I've been sifting through all of our recipes, finding the ones that will fit into the Whole30 plan and tweaking some others to make them work. I've put together a huge collection of 100+ Paleo Recipes that either fit into the Whole30 category or can be easily adapted to work. I hope you enjoy this soup every bit as much as we do!

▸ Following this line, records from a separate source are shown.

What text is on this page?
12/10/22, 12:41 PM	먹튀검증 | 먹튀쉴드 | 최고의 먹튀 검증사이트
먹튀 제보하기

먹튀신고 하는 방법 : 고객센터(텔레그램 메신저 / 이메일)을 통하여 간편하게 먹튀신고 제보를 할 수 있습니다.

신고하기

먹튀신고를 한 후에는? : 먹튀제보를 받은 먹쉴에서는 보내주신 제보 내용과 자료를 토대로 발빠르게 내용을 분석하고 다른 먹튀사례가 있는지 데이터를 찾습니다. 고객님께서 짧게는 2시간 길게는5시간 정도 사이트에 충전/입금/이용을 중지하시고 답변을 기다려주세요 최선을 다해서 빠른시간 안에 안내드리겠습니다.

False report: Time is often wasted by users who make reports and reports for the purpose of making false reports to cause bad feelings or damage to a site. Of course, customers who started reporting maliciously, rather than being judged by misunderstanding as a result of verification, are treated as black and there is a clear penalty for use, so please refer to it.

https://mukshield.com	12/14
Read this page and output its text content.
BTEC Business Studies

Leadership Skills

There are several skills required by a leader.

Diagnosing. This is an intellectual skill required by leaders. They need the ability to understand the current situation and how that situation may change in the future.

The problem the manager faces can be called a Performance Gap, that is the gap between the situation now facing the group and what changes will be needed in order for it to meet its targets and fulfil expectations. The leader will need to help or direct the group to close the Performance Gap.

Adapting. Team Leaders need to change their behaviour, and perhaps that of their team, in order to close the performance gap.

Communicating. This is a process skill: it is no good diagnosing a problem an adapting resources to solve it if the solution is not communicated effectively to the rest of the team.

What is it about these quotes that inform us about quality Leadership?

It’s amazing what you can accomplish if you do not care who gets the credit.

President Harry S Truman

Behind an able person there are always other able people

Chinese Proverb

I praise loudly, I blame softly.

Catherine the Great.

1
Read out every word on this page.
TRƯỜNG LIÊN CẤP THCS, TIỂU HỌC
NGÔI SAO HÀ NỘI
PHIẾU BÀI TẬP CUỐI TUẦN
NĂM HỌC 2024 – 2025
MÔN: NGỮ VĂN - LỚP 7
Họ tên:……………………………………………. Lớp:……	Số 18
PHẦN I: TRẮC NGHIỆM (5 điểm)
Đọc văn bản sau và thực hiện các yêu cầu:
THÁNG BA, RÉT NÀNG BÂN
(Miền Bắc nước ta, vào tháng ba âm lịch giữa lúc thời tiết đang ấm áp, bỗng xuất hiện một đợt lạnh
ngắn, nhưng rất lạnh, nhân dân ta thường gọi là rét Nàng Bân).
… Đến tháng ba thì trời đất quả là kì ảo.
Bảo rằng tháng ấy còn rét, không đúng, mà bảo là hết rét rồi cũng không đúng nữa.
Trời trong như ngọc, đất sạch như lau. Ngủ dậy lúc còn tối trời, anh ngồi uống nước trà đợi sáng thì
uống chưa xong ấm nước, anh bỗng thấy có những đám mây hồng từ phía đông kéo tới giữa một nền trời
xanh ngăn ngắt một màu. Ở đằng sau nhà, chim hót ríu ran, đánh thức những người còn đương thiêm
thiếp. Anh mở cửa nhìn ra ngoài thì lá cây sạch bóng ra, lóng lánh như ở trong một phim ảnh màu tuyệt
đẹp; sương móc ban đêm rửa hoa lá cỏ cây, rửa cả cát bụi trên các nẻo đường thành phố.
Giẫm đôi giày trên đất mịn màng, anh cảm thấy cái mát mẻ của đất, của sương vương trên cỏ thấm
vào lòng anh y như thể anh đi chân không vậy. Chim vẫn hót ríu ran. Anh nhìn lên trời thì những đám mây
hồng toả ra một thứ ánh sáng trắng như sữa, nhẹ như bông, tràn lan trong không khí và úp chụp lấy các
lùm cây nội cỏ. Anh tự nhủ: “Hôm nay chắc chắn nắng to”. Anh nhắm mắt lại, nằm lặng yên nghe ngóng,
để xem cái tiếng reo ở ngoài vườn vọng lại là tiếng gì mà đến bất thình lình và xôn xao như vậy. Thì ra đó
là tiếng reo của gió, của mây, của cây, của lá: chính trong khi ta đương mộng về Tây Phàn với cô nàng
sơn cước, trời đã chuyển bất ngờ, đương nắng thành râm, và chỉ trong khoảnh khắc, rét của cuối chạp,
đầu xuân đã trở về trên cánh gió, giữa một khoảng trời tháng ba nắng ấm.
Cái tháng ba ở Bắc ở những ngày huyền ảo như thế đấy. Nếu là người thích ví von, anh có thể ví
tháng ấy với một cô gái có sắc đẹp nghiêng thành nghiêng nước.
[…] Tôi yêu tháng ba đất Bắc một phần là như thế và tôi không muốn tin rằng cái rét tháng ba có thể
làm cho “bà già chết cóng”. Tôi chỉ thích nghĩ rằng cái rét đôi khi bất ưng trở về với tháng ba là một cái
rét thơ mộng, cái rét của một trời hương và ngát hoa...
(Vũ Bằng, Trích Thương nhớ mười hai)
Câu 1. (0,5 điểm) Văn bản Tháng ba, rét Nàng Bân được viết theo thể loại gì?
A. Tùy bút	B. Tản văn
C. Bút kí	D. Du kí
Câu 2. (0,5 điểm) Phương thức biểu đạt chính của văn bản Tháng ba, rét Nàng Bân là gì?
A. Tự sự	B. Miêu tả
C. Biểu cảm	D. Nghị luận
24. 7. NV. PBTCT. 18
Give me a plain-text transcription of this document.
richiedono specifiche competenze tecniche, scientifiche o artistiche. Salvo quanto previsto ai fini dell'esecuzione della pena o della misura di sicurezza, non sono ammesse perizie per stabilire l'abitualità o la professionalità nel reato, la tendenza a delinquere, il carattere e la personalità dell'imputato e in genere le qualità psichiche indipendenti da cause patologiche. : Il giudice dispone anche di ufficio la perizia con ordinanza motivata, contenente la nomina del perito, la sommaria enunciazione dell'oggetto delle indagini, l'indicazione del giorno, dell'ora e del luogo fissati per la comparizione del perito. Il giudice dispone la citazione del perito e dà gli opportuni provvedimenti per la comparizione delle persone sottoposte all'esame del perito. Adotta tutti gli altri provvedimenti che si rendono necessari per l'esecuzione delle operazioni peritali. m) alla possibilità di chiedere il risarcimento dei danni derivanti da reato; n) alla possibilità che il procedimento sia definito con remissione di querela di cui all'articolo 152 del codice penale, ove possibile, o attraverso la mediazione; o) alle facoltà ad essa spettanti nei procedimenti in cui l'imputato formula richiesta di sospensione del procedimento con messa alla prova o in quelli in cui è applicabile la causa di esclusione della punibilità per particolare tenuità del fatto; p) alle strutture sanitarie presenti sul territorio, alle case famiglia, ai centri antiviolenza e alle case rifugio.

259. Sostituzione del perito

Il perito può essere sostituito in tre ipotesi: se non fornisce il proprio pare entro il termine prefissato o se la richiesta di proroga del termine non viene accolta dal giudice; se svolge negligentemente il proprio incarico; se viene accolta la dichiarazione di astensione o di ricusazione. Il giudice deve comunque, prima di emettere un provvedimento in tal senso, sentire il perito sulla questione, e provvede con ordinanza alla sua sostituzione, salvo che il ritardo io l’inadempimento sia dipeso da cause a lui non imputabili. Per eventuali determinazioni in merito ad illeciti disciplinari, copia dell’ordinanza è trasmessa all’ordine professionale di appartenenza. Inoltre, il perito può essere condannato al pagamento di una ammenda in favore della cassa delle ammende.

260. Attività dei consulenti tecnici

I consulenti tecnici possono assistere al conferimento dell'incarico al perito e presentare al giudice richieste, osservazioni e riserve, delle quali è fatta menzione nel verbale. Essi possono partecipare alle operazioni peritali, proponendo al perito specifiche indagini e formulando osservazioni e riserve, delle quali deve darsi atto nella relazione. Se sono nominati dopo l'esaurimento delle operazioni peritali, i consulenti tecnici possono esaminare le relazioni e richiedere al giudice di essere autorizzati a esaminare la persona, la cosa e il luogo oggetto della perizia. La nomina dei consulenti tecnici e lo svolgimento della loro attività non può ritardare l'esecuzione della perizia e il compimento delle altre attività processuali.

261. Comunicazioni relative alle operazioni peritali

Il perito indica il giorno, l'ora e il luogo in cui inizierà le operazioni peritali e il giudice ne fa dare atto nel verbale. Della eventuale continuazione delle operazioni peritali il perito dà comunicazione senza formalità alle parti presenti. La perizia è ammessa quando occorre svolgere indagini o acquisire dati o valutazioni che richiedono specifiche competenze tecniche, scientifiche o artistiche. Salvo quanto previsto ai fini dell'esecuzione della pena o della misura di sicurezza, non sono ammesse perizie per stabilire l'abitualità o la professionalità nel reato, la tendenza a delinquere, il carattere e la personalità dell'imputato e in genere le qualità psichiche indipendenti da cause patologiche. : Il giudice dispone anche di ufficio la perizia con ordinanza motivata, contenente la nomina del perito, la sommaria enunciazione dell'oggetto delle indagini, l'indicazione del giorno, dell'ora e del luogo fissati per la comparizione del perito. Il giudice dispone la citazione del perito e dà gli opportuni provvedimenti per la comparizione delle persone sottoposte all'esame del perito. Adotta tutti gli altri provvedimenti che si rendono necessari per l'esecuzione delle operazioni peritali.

Hearty Italian Vegetable Beef Soup
Yield: 10-12 servings
(printable recipe)

2 pounds ground beef

4 cloves garlic, minced
1 small yellow onion, diced small, about 1 cup
10 medium carrots, sliced thin, about 4 cups
6 stalks celery, sliced thin, about 3 cups
6 cups water
(1) 16-ounce can diced tomatoes
(1) 28-ounce can crushed tomatoes
(1) 14-ounce can tomato sauce
2 teaspoons dried oregano
1 teaspoon dried basil
1/2 teaspoon dried thyme
1 teaspoon kosher salt, adjust to taste
1 teaspoon freshly ground black pepper
1/2 head of green cabbage, roughly chopped, about 4 cups

In the bottom of a large pot, over medium high heat, cook and crumble the ground beef along with the garlic and onion. When the beef has browned, about 8 minutes, add the carrots, celery, and water to the pot. Increase heat to high and add the diced tomatoes, crushed tomatoes, tomato sauce, oregano, basil, thyme, salt, and pepper. Cover with a lid. Once the soup is boiling, stir, and reduce heat to medium; simmer uncovered for about 15-20 minutes, until the carrots are tender.

Taste the soup and adjust the salt as desired. Stir in the cabbage. Simmer a few more minutes, just until the cabbage has wilted. Top with cheese, if desired, just before serving. Enjoy!

FREEZER MEAL: This soup freezes well and can be reheated in the microwave straight from the freezer or allowed to thaw in the refrigerator and then reheated on the stove or in the microwave. I store it in two cup containers for easy lunches.

Hearty Italian Vegetable Beef Soup recipe filled with chunks of ground beef, plenty of vegetables, and generous Italian spices, Paleo,  Whole30

Here are a few more soup recipes to enjoy:
Weight Loss Vegetable Soup by Cook Crave Inspire
Lentil Vegetable Soup by Center Cut Cook
Autumn Vegetable Soup by Recipe Girl
Tortellini Vegetable Soup by Two Peas and Their Pod
Hearty Beef Soup by The Slow Roasted Italian
Hearty Italian Vegetable Beef Soup recipe filled with chunks of ground beef, plenty of vegetables, and generous Italian spices, Paleo,  Whole30


  1. This soup looks so vibrant and tempting ♥

  2. Looks delicious and I like the use of Italian spices. Now that colder weather has finally arrived, I'm surprised Bev hasn't been insisting we whip up a batch.

  3. Beef Base not listed in ingredients. How much? Wish you would post nutritional facts with recipes.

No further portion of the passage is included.